El esclavo me acompañó hasta una habitación con una atmósfera decididamente femenina. Las paredes estaban pintadas con escenas de pavos reales con la cola totalmente abierta, pavoneándose por jardines profusamente floridos. Había un tocador cubierto de cajitas de cosméticos, joyeros, cepillos y espejos de mano pulidos, todos hechos de maderas finas y metales incrustados de piedras preciosas. Al otro lado de la habitación, un amasijo de batas de colores y estolas sobresalía de un guardarropa abierto. Dominando la habitación, había una gran cama con colgaduras transparentes de color rojo. El aire estaba perfumado con jazmín y almizcle.

Percibí sonidos de chapoteos y risas que venían de una puerta que había en el extremo más alejado de la habitación y que, evidentemente, daba a un cuarto de baño privado. Podía oír voces femeninas y masculinas. ¿Dónde me había llevado el portero y por qué se había ido sin anunciarme? Carraspeé tan alto como pude.

Las risas y los chapoteos cesaron. Se hizo un silencio de muerte. Aclaré mi garganta de nuevo y grité:

– ¿Milón?

La respuesta fue el silencio, seguido de una explosión de risas y chapoteos más fuertes que antes.

– Espera ahí -dijo una voz femenina. Oí una conversación en susurros y más risas. Finalmente, la mujer apareció en el umbral vistiendo una túnica sin cinturón que apenas disimulaba las rollizas y voluptuosas formas de su cuerpo. Masas de cabello rojizo sujeto con horquillas se amontonaban sobre su cabeza. Hiciera lo que hiciese en el baño, se las había arreglado para no mojarse el pelo.

Había conocido a su padre mucho tiempo antes. El dictador Sila estaba al final de su vida; Fausta Cornelia debía de ser sólo una niña entonces. Treinta años después, Fausta era todavía demasiado joven para que se le notaran los estragos de la disipación que había arruinado el aspecto de su padre, pero había un parecido familiar: la misma piel brillante, la misma sonrisa carnosa, la misma ardiente voluntad en la mirada. No era graciosa; cuando se movía, una parte de su cuerpo parecía sacudirse o balancearse. En lugar de gracia, exhalaba una carnosidad madura e, incluso desde una considerable distancia, podía sentir el radiante calor de su cuerpo, enrojecido por el baño caliente. Su alta cuna había atraído a dos esposos prometedores; habían sido otros atributos los que habían atraído a una larga cadena de amantes y yo les estaba echando un buen vistazo.
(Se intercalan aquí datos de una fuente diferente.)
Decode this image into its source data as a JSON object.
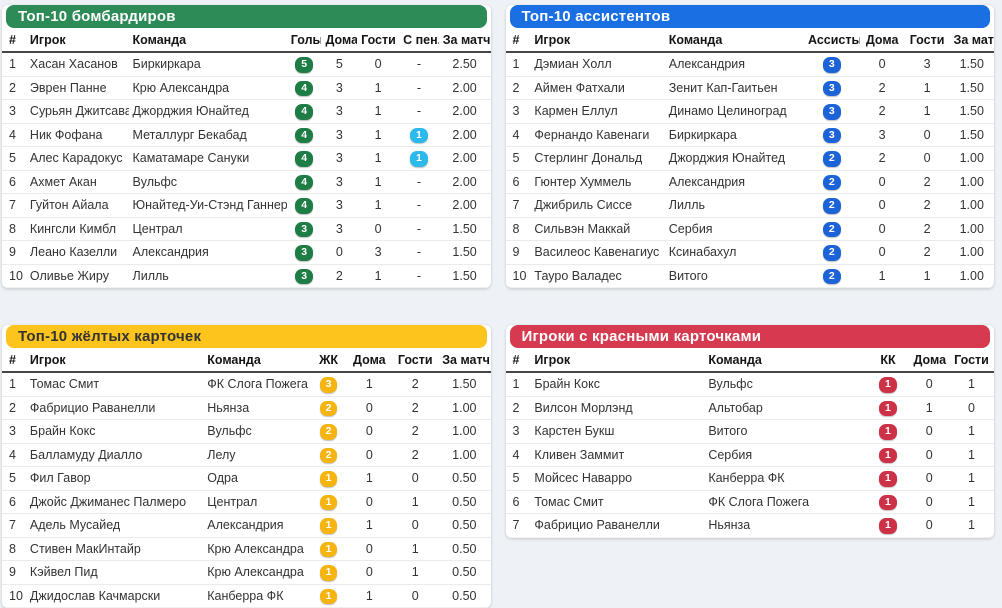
{
  "page": {
    "background": "#eef1f6"
  },
  "cards": [
    {
      "title": "Топ-10 бомбардиров",
      "colors": {
        "header_bg": "#2d8b57",
        "header_text": "#ffffff",
        "badge": "#1e7c45",
        "pen_badge": "#2cb9ec"
      },
      "columns": [
        "#",
        "Игрок",
        "Команда",
        "Голы",
        "Дома",
        "Гости",
        "С пен.",
        "За матч"
      ],
      "badge_col": 3,
      "pen_col": 6,
      "rows": [
        [
          "1",
          "Хасан Хасанов",
          "Биркиркара",
          "5",
          "5",
          "0",
          "-",
          "2.50"
        ],
        [
          "2",
          "Эврен Панне",
          "Крю Александра",
          "4",
          "3",
          "1",
          "-",
          "2.00"
        ],
        [
          "3",
          "Сурьян Джитсават",
          "Джорджия Юнайтед",
          "4",
          "3",
          "1",
          "-",
          "2.00"
        ],
        [
          "4",
          "Ник Фофана",
          "Металлург Бекабад",
          "4",
          "3",
          "1",
          "1",
          "2.00"
        ],
        [
          "5",
          "Алес Карадокус",
          "Каматамаре Сануки",
          "4",
          "3",
          "1",
          "1",
          "2.00"
        ],
        [
          "6",
          "Ахмет Акан",
          "Вульфс",
          "4",
          "3",
          "1",
          "-",
          "2.00"
        ],
        [
          "7",
          "Гуйтон Айала",
          "Юнайтед-Уи-Стэнд Ганнерз",
          "4",
          "3",
          "1",
          "-",
          "2.00"
        ],
        [
          "8",
          "Кингсли Кимбл",
          "Централ",
          "3",
          "3",
          "0",
          "-",
          "1.50"
        ],
        [
          "9",
          "Леано Казелли",
          "Александрия",
          "3",
          "0",
          "3",
          "-",
          "1.50"
        ],
        [
          "10",
          "Оливье Жиру",
          "Лилль",
          "3",
          "2",
          "1",
          "-",
          "1.50"
        ]
      ]
    },
    {
      "title": "Топ-10 ассистентов",
      "colors": {
        "header_bg": "#1a6fe2",
        "header_text": "#ffffff",
        "badge": "#1d63d8"
      },
      "columns": [
        "#",
        "Игрок",
        "Команда",
        "Ассисты",
        "Дома",
        "Гости",
        "За матч"
      ],
      "badge_col": 3,
      "rows": [
        [
          "1",
          "Дэмиан Холл",
          "Александрия",
          "3",
          "0",
          "3",
          "1.50"
        ],
        [
          "2",
          "Аймен Фатхали",
          "Зенит Кап-Гаитьен",
          "3",
          "2",
          "1",
          "1.50"
        ],
        [
          "3",
          "Кармен Еллул",
          "Динамо Целиноград",
          "3",
          "2",
          "1",
          "1.50"
        ],
        [
          "4",
          "Фернандо Кавенаги",
          "Биркиркара",
          "3",
          "3",
          "0",
          "1.50"
        ],
        [
          "5",
          "Стерлинг Дональд",
          "Джорджия Юнайтед",
          "2",
          "2",
          "0",
          "1.00"
        ],
        [
          "6",
          "Гюнтер Хуммель",
          "Александрия",
          "2",
          "0",
          "2",
          "1.00"
        ],
        [
          "7",
          "Джибриль Сиссе",
          "Лилль",
          "2",
          "0",
          "2",
          "1.00"
        ],
        [
          "8",
          "Сильвэн Маккай",
          "Сербия",
          "2",
          "0",
          "2",
          "1.00"
        ],
        [
          "9",
          "Василеос Кавенагиус",
          "Ксинабахул",
          "2",
          "0",
          "2",
          "1.00"
        ],
        [
          "10",
          "Тауро Валадес",
          "Витого",
          "2",
          "1",
          "1",
          "1.00"
        ]
      ]
    },
    {
      "title": "Топ-10 жёлтых карточек",
      "colors": {
        "header_bg": "#fcc41d",
        "header_text": "#333333",
        "badge": "#f5b40f"
      },
      "columns": [
        "#",
        "Игрок",
        "Команда",
        "ЖК",
        "Дома",
        "Гости",
        "За матч"
      ],
      "badge_col": 3,
      "rows": [
        [
          "1",
          "Томас Смит",
          "ФК Слога Пожега",
          "3",
          "1",
          "2",
          "1.50"
        ],
        [
          "2",
          "Фабрицио Раванелли",
          "Ньянза",
          "2",
          "0",
          "2",
          "1.00"
        ],
        [
          "3",
          "Брайн Кокс",
          "Вульфс",
          "2",
          "0",
          "2",
          "1.00"
        ],
        [
          "4",
          "Балламуду Диалло",
          "Лелу",
          "2",
          "0",
          "2",
          "1.00"
        ],
        [
          "5",
          "Фил Гавор",
          "Одра",
          "1",
          "1",
          "0",
          "0.50"
        ],
        [
          "6",
          "Джойс Джиманес Палмеро",
          "Централ",
          "1",
          "0",
          "1",
          "0.50"
        ],
        [
          "7",
          "Адель Мусайед",
          "Александрия",
          "1",
          "1",
          "0",
          "0.50"
        ],
        [
          "8",
          "Стивен МакИнтайр",
          "Крю Александра",
          "1",
          "0",
          "1",
          "0.50"
        ],
        [
          "9",
          "Кэйвел Пид",
          "Крю Александра",
          "1",
          "0",
          "1",
          "0.50"
        ],
        [
          "10",
          "Джидослав Качмарски",
          "Канберра ФК",
          "1",
          "1",
          "0",
          "0.50"
        ]
      ]
    },
    {
      "title": "Игроки с красными карточками",
      "colors": {
        "header_bg": "#d53a50",
        "header_text": "#ffffff",
        "badge": "#cc3146"
      },
      "columns": [
        "#",
        "Игрок",
        "Команда",
        "КК",
        "Дома",
        "Гости"
      ],
      "badge_col": 3,
      "rows": [
        [
          "1",
          "Брайн Кокс",
          "Вульфс",
          "1",
          "0",
          "1"
        ],
        [
          "2",
          "Вилсон Морлэнд",
          "Альтобар",
          "1",
          "1",
          "0"
        ],
        [
          "3",
          "Карстен Букш",
          "Витого",
          "1",
          "0",
          "1"
        ],
        [
          "4",
          "Кливен Заммит",
          "Сербия",
          "1",
          "0",
          "1"
        ],
        [
          "5",
          "Мойсес Наварро",
          "Канберра ФК",
          "1",
          "0",
          "1"
        ],
        [
          "6",
          "Томас Смит",
          "ФК Слога Пожега",
          "1",
          "0",
          "1"
        ],
        [
          "7",
          "Фабрицио Раванелли",
          "Ньянза",
          "1",
          "0",
          "1"
        ]
      ]
    }
  ]
}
– Así que tú eres el Sabueso -dijo.

– Sí. He venido a ver a tu marido para un asunto de negocios. Mi marido no está.

– ¿No? Miré a la puerta del baño. Aún podía oír algún que otro chapoteo y sonido de voces.

– Si Milón estuviera aquí, ¿crees que estaría dándome un baño con dos de sus gladiadores?

Me miró para ver si su franqueza me sorprendía. Hice lo que pude para mostrarme inexpresivo.

Me imagino que Milón tiene que estar muy ocupado durante sus últimos días en Roma -dije-. No es absolutamente necesario que lo vea cara a cara pero quiero asegurarme de que recibe esto. -Le alargué el pequeño papiro con el sello de Pompeyo.